Aliás, a vida está presente em todos os seres. Quando falamos em “seres” estamos falando de um verbo, do verbo “ser”. Todos os outros verbos estão contidos no verbo ser. No grego, “ser” e “estar” são o mesmo verbo.
Os verbos andar, trabalhar, comer, por exemplo, querem dizer “estar andando”, “estar trabalhando”, “estar comendo” – o verbo ser sempre está presente. O ser presume a vida, e todos os seres que têm vida são casas de Deus, são templos de Deus.
“E a luz resplandece nas trevas, e as trevas não a compreenderam” – a luz, em si mesma, é invisível. É na matéria que a luz se torna um fenômeno, é na matéria que a luz se torna perceptível. As trevas não a apreendem, não obtém controle sobre ela, não a compreendem.
Na verdade nós não vemos a luz. A luz é invisível. Nós só percebemos a luz através das coisas que ela nos deixa perceber. E nada atinge a luz. Não importa quais sejam as nossas impurezas, nossa luz não é manchada por nenhuma impureza.
Deus é luz e Deus é amor, então Deus nunca deixa de nos amar – pois a luz nunca deixa de brilhar.
“(…) a luz resplandece nas trevas, e as trevas não a compreenderam” – a palavra grega traduzida como “compreenderam” é katélaben (κατελαβεν) – indicativo aoristo, na voz ativa, terceira pessoa do singular do verbo katalambanó (καταλαμβανω), que seria melhor traduzido como “apreender”, “obter controle”.
Podemos aceitar a tradução “compreender” no sentido literal da palavra, que é de “apreender conjuntamente”, “apanhar algo em conjunto”.
Compreender é isso: Não se compreende uma coisa do nada, mas sempre em companhia de alguma coisa – um livro, uma lição, um acontecimento.
Então as trevas não conseguiram apreender a luz, não conseguiram obter controle sobre a luz, não compreenderam o fenômeno da luz – a ignorância não apreende o conhecimento, o ódio não compreende o amor.

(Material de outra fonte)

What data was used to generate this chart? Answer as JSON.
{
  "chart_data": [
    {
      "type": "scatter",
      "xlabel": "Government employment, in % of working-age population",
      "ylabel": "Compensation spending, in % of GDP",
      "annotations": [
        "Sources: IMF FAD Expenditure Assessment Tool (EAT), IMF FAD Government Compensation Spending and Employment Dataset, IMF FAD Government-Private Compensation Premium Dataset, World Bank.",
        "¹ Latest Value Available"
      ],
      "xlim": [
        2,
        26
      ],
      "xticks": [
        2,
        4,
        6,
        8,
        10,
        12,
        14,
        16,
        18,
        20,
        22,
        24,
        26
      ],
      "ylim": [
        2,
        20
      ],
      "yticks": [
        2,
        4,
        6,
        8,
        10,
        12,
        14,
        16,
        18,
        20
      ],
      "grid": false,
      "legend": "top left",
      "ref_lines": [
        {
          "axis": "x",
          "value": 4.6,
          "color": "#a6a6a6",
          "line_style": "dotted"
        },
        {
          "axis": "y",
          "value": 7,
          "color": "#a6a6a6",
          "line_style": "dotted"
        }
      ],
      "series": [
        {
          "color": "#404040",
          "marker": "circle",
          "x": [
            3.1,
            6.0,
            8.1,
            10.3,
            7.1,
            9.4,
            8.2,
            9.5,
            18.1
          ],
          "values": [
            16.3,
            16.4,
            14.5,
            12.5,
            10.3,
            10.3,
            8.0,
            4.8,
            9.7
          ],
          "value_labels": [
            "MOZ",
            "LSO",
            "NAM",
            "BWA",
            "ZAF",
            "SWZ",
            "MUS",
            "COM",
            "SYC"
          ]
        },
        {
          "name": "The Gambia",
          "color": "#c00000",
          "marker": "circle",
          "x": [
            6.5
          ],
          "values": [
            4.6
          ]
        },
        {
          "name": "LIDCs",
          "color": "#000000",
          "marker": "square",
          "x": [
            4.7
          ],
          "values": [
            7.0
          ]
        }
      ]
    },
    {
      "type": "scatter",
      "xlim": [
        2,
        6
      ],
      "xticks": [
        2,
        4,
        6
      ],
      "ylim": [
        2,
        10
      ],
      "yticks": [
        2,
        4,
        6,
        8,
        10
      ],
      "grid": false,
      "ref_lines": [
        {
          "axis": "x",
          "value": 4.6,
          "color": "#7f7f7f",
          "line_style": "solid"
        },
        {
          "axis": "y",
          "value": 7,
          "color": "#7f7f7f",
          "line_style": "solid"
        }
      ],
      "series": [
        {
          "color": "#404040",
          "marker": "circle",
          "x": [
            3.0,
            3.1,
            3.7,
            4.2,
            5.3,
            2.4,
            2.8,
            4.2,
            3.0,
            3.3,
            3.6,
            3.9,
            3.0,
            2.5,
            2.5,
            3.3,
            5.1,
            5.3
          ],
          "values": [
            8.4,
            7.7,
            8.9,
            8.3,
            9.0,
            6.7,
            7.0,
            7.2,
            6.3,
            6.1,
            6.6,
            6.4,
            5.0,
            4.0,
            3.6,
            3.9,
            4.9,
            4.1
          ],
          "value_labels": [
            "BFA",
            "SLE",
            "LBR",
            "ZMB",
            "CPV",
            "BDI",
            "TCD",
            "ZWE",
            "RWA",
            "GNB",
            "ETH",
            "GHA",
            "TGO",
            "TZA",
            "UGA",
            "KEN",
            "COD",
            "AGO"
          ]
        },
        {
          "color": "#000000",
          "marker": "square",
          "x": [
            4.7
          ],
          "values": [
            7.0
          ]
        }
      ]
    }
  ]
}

Preste atenção ao tempo dos verbos:
E a luz “resplandece” nas trevas – resplandece, no presente – e as trevas não a “compreenderam” – compreenderam, no passado.
A luz resplandece – no presente – porque a luz resplandece sempre, está sempre brilhando, nunca deixa de brilhar.
As trevas não a compreenderam – no passado – ainda, mas haverão de compreender um dia, pois este é o destino de todos nós. As trevas deixarão de ser trevas
Nós temos o Logos ou Cristo dentro de nós. Temos uma fagulha da luz de Deus dentro de nós. Compete a cada um de nós desenvolvermos essa luz, mas para isso é preciso nos conscientizarmos de nossa natureza divina.